JSON is by far the easiest to reliably parse. It doesn't rely on tabs or spaces which YAML suffers from. XML is just more verbose JSON without an array object, and has some redundancy in spec which is not a good design.
Lack of comments for JSON isn't a huge issue considering you can make the keys fairly verbose. And it would be actually pretty easy to add this into the spec, and parsers would still be backwards compatible.
It's my preferred configuration file format, it fixes all the problems I have with JSON (trailing commas, comments) without turning it into a mess full of gotchas like YAML.
A theory - they don’t want a third party code in a hot path (they do care about performance in vscode), they already have a very performant parser and they don’t want to add a complexity there.
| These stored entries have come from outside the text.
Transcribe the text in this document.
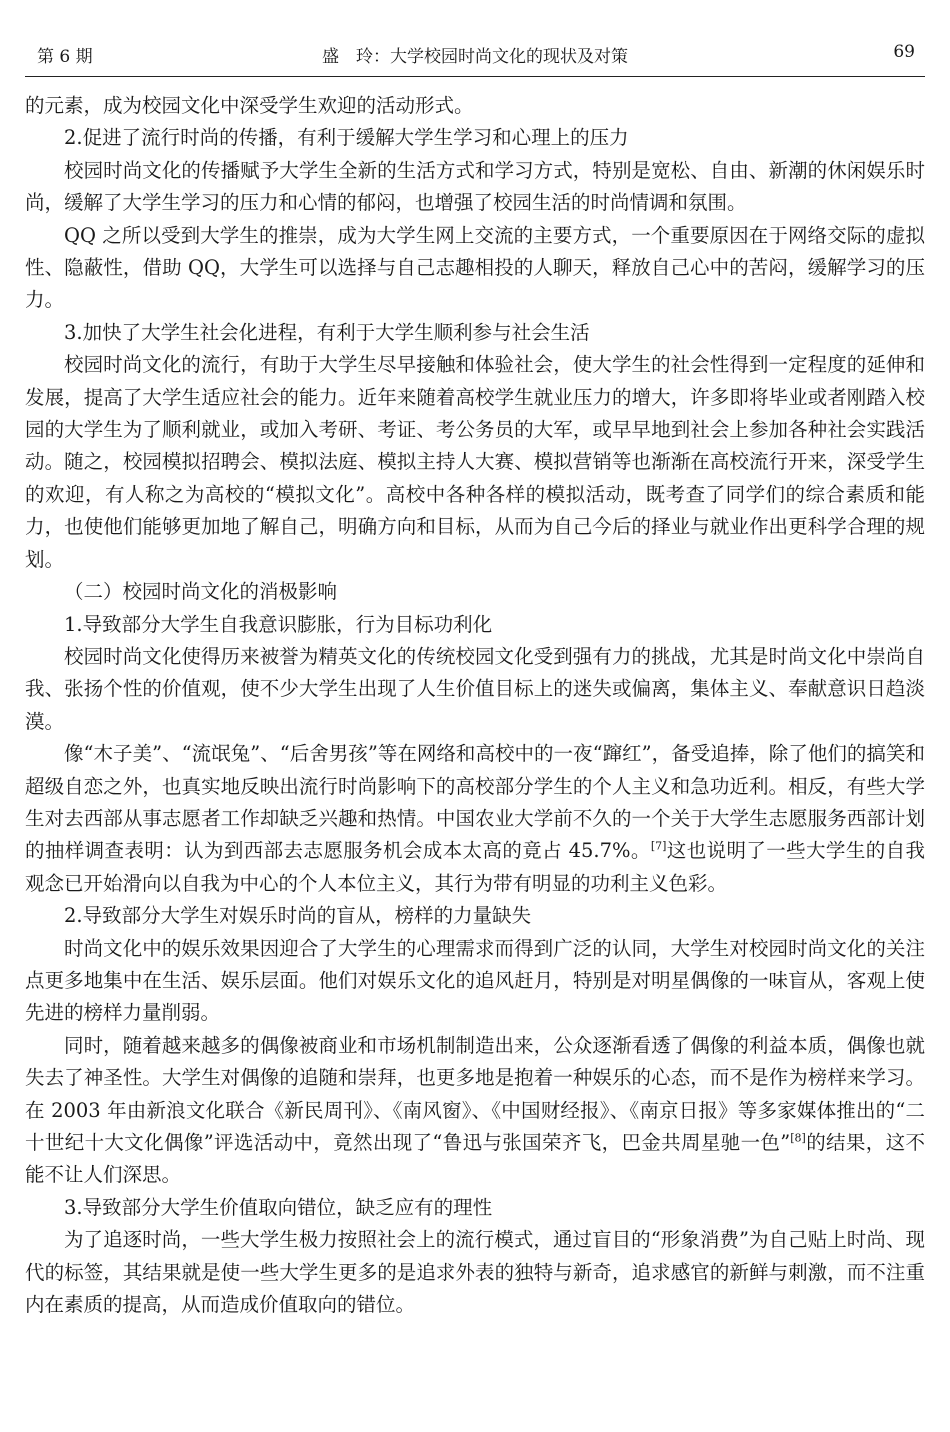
第 6 期	盛　玲：大学校园时尚文化的现状及对策	69

的元素，成为校园文化中深受学生欢迎的活动形式。

2.促进了流行时尚的传播，有利于缓解大学生学习和心理上的压力

校园时尚文化的传播赋予大学生全新的生活方式和学习方式，特别是宽松、自由、新潮的休闲娱乐时尚，缓解了大学生学习的压力和心情的郁闷，也增强了校园生活的时尚情调和氛围。

QQ 之所以受到大学生的推崇，成为大学生网上交流的主要方式，一个重要原因在于网络交际的虚拟性、隐蔽性，借助 QQ，大学生可以选择与自己志趣相投的人聊天，释放自己心中的苦闷，缓解学习的压力。

3.加快了大学生社会化进程，有利于大学生顺利参与社会生活

校园时尚文化的流行，有助于大学生尽早接触和体验社会，使大学生的社会性得到一定程度的延伸和发展，提高了大学生适应社会的能力。近年来随着高校学生就业压力的增大，许多即将毕业或者刚踏入校园的大学生为了顺利就业，或加入考研、考证、考公务员的大军，或早早地到社会上参加各种社会实践活动。随之，校园模拟招聘会、模拟法庭、模拟主持人大赛、模拟营销等也渐渐在高校流行开来，深受学生的欢迎，有人称之为高校的“模拟文化”。高校中各种各样的模拟活动，既考查了同学们的综合素质和能力，也使他们能够更加地了解自己，明确方向和目标，从而为自己今后的择业与就业作出更科学合理的规划。

（二）校园时尚文化的消极影响

1.导致部分大学生自我意识膨胀，行为目标功利化

校园时尚文化使得历来被誉为精英文化的传统校园文化受到强有力的挑战，尤其是时尚文化中崇尚自我、张扬个性的价值观，使不少大学生出现了人生价值目标上的迷失或偏离，集体主义、奉献意识日趋淡漠。

像“木子美”、“流氓兔”、“后舍男孩”等在网络和高校中的一夜“蹿红”，备受追捧，除了他们的搞笑和超级自恋之外，也真实地反映出流行时尚影响下的高校部分学生的个人主义和急功近利。相反，有些大学生对去西部从事志愿者工作却缺乏兴趣和热情。中国农业大学前不久的一个关于大学生志愿服务西部计划的抽样调查表明：认为到西部去志愿服务机会成本太高的竟占 45.7%。[7]这也说明了一些大学生的自我观念已开始滑向以自我为中心的个人本位主义，其行为带有明显的功利主义色彩。

2.导致部分大学生对娱乐时尚的盲从，榜样的力量缺失

时尚文化中的娱乐效果因迎合了大学生的心理需求而得到广泛的认同，大学生对校园时尚文化的关注点更多地集中在生活、娱乐层面。他们对娱乐文化的追风赶月，特别是对明星偶像的一味盲从，客观上使先进的榜样力量削弱。

同时，随着越来越多的偶像被商业和市场机制制造出来，公众逐渐看透了偶像的利益本质，偶像也就失去了神圣性。大学生对偶像的追随和崇拜，也更多地是抱着一种娱乐的心态，而不是作为榜样来学习。在 2003 年由新浪文化联合《新民周刊》、《南风窗》、《中国财经报》、《南京日报》等多家媒体推出的“二十世纪十大文化偶像”评选活动中，竟然出现了“鲁迅与张国荣齐飞，巴金共周星驰一色”[8]的结果，这不能不让人们深思。

3.导致部分大学生价值取向错位，缺乏应有的理性

为了追逐时尚，一些大学生极力按照社会上的流行模式，通过盲目的“形象消费”为自己贴上时尚、现代的标签，其结果就是使一些大学生更多的是追求外表的独特与新奇，追求感官的新鲜与刺激，而不注重内在素质的提高，从而造成价值取向的错位。
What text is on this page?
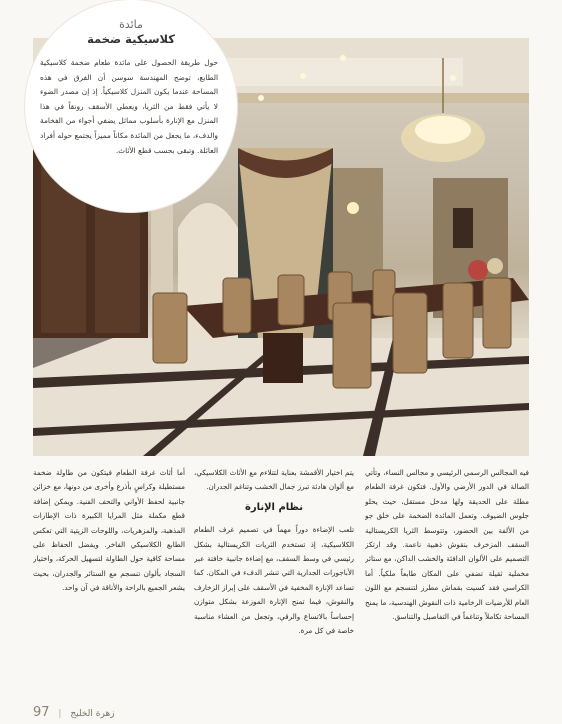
مائدة
كلاسيكية ضخمة
حول طريقة الحصول على مائدة طعام ضخمة كلاسيكية الطابع، توضح المهندسة سوسن أن الفرق في هذه المساحة عندما يكون المنزل كلاسيكياً. إذ إن مصدر الضوء لا يأتي فقط من الثريا، ويعطي الأسقف رونقاً في هذا المنزل مع الإنارة بأسلوب مماثل يضفي أجواء من الفخامة والدفء، ما يجعل من المائدة مكاناً مميزاً يجتمع حوله أفراد العائلة. وتبقى بحسب قطع الأثاث.

فيه المجالس الرسمي الرئيسي و مجالس النساء، وتأتي الصالة في الدور الأرضي والأول. فتكون غرفة الطعام مطلة على الحديقة ولها مدخل مستقل، حيث يحلو جلوس الضيوف. وتعمل المائدة الضخمة على خلق جو من الألفة بين الحضور، وتتوسط الثريا الكريستالية السقف المزخرف بنقوش ذهبية ناعمة. وقد ارتكز التصميم على الألوان الدافئة والخشب الداكن، مع ستائر مخملية ثقيلة تضفي على المكان طابعاً ملكياً. أما الكراسي فقد كسيت بقماش مطرز لتنسجم مع اللون العام للأرضيات الرخامية ذات النقوش الهندسية، ما يمنح المساحة تكاملاً وتناغماً في التفاصيل والتناسق.

يتم اختيار الأقمشة بعناية لتتلاءم مع الأثاث الكلاسيكي، مع ألوان هادئة تبرز جمال الخشب وتناغم الجدران.

نظام الإنارة

تلعب الإضاءة دوراً مهماً في تصميم غرف الطعام الكلاسيكية، إذ تستخدم الثريات الكريستالية بشكل رئيسي في وسط السقف، مع إضاءة جانبية خافتة عبر الأباجورات الجدارية التي تنشر الدفء في المكان. كما تساعد الإنارة المخفية في الأسقف على إبراز الزخارف والنقوش، فيما تمنح الإنارة الموزعة بشكل متوازن إحساساً بالاتساع والرقي، وتجعل من العشاء مناسبة خاصة في كل مرة.

أما أثاث غرفة الطعام فيتكون من طاولة ضخمة مستطيلة وكراسٍ بأذرع وأخرى من دونها، مع خزائن جانبية لحفظ الأواني والتحف الفنية. ويمكن إضافة قطع مكملة مثل المرايا الكبيرة ذات الإطارات المذهبة، والمزهريات، واللوحات الزيتية التي تعكس الطابع الكلاسيكي الفاخر. ويفضل الحفاظ على مساحة كافية حول الطاولة لتسهيل الحركة، واختيار السجاد بألوان تنسجم مع الستائر والجدران، بحيث يشعر الجميع بالراحة والأناقة في آن واحد.

97 | زهرة الخليج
All of them are easy to parse. I personally prefer the clarity of indented YAML over the endless nesting of {} JSON brings, but all formats are easy enough to read or write.
Lack of comments in JSON is a huge problem for config files. It's not an issue if you're just exchanging data between APIs, but for config files, comments are essentials.
There are some JSON specs that will do comments, but they rarely specify what dialects of JSON their parser accepts. There are also workarounds that abuse the fact duplicate key handling isn't part of the spec by specifying each key twice, once with a comment and once with data as most parsers only make the second key stick; those are even worse.
You can't add backwards compatible comments to JSON, there's no space in the JSON spec to retroactively insert comments somewhere. The closest you can do is the duplicate key trick, but as the spec doesn't state which of the keys to read as a value, that trick only works with specific parser implementations.
YAML has newlines that indicate the end of a field... unless otherwise specified, which then gets into issues with line endings. Indents can also cause issues, considering a space inserted somewhere by accident can mess up your whole document. JSON and XML rely on specific tags for elements, which are much more reliable, and thus easier and faster to parse.
You can easily add comments to JSON spec, by just writing every parser going forward with the added comment parsing. It would read old JSON non commented files just fine.
Lack of comments for JSON isn't a huge issue considering you can make the keys fairly verbose. And it would be actually pretty easy to add this into the spec, and parsers would still be backwards compatible.